Ahh but of course, it’s SSASs that are being targeted for liberation and being an unregulated product; TCF does not apply. But what of SIPPs (or any other personal pension for that matter) transferring into a SSAS? Isn’t it Outcome 6 of TCF that states: Consumers do not face unreasonable post-sale barriers imposed by firms to change product, switch provider, submit a claim or make a complaint. So how is placing barrier after barrier in the way of a perfectly reasonable transfer not a breach of TCF? I suppose that’s why ‘reasonable is in there in the first place; it’s nice and elastic.
Furthermore and whilst we are at it; Outcome 3 states: Consumers are provided with clear information and are kept appropriately informed before, during and after the point of sale.

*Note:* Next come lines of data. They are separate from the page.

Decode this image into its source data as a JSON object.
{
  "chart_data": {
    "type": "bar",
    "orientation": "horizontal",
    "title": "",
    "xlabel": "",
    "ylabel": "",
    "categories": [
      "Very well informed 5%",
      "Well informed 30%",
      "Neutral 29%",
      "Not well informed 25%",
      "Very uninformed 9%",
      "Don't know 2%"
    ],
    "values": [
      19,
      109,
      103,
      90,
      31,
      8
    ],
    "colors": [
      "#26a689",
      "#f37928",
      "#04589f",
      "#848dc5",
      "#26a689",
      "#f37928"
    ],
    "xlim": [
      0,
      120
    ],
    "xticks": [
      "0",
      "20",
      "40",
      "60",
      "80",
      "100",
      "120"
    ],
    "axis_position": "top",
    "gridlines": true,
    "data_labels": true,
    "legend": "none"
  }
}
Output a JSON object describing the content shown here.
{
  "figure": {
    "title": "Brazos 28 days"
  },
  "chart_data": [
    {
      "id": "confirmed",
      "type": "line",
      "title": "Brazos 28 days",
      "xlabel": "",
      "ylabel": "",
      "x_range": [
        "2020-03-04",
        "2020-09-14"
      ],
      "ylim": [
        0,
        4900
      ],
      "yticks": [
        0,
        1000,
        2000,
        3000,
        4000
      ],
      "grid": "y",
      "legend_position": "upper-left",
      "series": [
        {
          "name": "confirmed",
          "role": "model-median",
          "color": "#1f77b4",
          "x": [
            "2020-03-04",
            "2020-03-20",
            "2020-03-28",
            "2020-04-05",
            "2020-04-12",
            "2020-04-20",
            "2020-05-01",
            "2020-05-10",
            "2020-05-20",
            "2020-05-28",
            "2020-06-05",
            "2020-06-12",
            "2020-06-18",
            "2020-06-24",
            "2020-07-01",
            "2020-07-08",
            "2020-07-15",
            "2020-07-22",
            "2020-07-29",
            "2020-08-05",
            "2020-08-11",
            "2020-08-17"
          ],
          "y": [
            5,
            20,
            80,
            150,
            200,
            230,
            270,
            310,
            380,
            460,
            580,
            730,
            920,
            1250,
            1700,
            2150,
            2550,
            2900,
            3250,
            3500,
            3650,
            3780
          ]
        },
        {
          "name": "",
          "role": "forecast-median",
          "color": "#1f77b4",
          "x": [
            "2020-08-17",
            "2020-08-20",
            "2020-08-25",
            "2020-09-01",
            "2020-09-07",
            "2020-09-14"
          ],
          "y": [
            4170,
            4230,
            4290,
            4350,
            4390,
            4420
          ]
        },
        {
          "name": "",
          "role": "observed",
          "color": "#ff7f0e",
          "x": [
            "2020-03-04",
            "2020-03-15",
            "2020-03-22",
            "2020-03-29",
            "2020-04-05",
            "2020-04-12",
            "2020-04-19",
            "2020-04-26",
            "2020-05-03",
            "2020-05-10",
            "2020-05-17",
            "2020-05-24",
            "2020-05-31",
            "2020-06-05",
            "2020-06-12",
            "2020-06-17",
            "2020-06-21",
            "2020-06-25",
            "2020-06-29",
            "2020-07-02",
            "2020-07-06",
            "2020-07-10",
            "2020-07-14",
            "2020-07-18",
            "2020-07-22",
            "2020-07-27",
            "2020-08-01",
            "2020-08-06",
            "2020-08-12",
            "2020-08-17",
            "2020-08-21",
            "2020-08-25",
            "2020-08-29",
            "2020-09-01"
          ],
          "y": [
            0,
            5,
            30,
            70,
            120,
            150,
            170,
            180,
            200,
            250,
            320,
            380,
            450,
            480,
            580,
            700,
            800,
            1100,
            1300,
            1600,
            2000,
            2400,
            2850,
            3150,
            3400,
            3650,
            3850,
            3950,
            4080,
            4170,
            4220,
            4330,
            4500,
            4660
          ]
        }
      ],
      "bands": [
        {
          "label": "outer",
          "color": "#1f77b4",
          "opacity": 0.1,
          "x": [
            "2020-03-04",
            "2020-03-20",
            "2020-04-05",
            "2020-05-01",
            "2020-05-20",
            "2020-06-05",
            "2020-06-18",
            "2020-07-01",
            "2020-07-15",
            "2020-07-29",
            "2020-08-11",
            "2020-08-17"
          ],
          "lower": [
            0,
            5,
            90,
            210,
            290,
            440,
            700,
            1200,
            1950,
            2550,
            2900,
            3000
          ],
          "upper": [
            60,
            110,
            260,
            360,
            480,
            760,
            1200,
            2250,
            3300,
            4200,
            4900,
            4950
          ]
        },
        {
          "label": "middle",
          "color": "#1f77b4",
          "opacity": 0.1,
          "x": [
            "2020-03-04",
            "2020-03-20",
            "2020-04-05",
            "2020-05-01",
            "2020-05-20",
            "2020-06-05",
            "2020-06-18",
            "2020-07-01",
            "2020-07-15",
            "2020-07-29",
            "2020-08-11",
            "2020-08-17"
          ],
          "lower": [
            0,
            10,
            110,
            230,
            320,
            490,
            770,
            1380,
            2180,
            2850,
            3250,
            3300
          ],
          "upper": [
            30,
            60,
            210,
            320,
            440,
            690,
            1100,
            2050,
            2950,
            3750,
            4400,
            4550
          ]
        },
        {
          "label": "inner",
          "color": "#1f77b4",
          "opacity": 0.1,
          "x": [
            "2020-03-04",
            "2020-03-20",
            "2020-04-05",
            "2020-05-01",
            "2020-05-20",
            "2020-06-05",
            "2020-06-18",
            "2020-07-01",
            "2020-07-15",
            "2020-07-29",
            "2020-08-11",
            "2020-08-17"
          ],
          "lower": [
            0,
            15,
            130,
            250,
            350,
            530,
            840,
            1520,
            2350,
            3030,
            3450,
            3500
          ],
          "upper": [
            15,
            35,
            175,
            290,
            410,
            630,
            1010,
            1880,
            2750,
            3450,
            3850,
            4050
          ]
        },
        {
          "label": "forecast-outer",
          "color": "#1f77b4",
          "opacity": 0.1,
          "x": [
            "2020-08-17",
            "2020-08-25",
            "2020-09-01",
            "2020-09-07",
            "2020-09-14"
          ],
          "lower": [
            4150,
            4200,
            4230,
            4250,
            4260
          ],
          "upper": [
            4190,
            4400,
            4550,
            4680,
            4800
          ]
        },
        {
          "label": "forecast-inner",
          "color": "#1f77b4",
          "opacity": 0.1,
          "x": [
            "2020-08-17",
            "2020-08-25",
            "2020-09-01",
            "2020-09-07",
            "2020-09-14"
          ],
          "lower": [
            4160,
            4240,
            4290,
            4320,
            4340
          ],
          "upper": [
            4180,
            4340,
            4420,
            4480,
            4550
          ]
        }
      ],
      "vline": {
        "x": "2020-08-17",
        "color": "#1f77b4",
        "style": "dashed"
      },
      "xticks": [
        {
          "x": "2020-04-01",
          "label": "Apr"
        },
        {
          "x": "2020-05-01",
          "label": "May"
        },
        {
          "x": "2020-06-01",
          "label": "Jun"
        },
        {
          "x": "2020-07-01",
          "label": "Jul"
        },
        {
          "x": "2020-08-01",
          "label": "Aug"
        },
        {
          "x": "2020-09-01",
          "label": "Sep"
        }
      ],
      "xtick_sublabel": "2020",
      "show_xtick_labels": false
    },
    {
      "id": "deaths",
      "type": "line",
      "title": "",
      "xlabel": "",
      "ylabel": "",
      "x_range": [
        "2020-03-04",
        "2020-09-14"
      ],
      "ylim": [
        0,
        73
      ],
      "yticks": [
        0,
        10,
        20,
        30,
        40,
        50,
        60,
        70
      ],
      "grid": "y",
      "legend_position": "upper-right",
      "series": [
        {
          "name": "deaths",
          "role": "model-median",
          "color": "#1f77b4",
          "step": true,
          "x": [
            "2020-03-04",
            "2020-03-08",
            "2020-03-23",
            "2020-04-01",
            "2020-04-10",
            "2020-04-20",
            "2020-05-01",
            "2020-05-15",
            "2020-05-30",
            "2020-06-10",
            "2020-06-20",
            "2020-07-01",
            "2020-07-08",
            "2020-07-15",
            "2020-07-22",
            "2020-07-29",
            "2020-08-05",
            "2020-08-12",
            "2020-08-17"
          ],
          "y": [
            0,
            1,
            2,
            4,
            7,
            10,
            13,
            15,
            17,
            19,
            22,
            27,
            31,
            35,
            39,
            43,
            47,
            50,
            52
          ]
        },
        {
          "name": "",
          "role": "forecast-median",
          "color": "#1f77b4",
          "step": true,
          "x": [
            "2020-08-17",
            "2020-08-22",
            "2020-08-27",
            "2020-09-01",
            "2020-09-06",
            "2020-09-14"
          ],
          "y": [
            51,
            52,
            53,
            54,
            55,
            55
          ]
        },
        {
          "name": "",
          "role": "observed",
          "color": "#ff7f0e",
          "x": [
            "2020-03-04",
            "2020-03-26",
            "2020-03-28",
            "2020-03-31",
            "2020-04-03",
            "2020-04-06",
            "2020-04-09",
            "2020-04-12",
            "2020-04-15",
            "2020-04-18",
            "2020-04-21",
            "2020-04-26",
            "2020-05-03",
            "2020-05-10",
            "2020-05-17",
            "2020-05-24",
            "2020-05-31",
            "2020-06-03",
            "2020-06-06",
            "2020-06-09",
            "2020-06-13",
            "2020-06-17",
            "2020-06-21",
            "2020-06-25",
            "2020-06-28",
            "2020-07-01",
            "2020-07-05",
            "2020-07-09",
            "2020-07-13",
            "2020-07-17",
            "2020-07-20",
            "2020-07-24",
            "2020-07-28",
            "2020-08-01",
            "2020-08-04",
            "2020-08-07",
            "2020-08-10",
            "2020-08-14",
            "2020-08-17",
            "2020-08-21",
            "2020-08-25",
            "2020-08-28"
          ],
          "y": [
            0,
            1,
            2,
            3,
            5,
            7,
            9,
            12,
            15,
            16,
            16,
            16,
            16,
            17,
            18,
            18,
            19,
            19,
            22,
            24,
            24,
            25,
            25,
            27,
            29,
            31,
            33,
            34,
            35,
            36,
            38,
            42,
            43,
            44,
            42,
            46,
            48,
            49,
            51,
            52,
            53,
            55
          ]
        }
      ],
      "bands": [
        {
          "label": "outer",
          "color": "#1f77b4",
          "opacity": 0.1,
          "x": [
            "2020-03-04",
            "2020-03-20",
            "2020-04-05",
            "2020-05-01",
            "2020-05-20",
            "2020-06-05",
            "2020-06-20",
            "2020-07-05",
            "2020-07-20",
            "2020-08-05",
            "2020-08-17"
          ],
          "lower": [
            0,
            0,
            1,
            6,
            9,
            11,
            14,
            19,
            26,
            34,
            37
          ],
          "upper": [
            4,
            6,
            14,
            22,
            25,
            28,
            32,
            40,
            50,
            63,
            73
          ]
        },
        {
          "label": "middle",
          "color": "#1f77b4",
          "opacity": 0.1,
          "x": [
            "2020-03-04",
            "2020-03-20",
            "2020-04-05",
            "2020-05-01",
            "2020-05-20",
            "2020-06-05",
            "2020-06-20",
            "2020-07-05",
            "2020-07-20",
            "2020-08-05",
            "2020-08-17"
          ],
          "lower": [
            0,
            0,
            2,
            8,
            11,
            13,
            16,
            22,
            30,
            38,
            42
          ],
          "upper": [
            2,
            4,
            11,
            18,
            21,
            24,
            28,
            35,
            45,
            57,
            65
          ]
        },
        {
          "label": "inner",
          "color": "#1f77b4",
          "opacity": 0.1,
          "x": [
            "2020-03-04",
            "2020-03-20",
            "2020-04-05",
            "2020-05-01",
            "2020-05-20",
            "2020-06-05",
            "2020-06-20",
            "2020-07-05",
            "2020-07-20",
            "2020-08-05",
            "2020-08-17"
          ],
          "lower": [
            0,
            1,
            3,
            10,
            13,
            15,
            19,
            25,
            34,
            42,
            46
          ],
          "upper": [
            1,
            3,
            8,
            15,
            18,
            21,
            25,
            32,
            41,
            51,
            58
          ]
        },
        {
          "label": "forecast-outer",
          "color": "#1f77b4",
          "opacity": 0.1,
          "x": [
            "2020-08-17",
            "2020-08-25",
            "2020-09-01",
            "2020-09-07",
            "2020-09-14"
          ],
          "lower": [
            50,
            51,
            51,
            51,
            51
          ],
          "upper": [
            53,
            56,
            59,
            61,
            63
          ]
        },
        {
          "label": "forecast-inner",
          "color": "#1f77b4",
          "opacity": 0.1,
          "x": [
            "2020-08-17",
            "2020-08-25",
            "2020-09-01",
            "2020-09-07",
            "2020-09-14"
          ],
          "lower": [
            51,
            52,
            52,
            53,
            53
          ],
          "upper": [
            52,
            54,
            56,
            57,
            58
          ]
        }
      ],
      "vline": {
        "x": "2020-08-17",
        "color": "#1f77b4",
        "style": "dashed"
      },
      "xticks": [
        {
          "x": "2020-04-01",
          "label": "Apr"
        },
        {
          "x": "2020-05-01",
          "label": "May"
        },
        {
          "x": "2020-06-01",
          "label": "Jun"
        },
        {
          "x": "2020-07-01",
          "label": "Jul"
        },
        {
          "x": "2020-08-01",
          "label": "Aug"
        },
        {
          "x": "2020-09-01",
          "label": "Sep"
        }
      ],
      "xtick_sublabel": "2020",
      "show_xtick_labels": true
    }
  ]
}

So in a similar vein, how is forcing both ceding scheme provider and new provider into a situation where they have no information to pass on to the client, possibly for months on end, not putting those same providers automatically in breach of this outcome no matter how much they might want to keep their clients informed?
All we can do is hope that before too much longer HMRC settle on a sensible, workable process for registering new SSASs and that in the meantime, they dedicate sufficient resources to live cases as well as sufficient consideration to the clients, who after all are ultimately on the receiving end of all this and precious few of those clients, or their advisers are engaged in Pension Liberation.
Until then (and no doubt afterwards too) we all have to live with the fact that the various regulators, who don’t talk to each other and have different and sometimes unhelpfully conflicting remits, do have one thing in common; a devotion to the old proverb, do as I say, not as I do.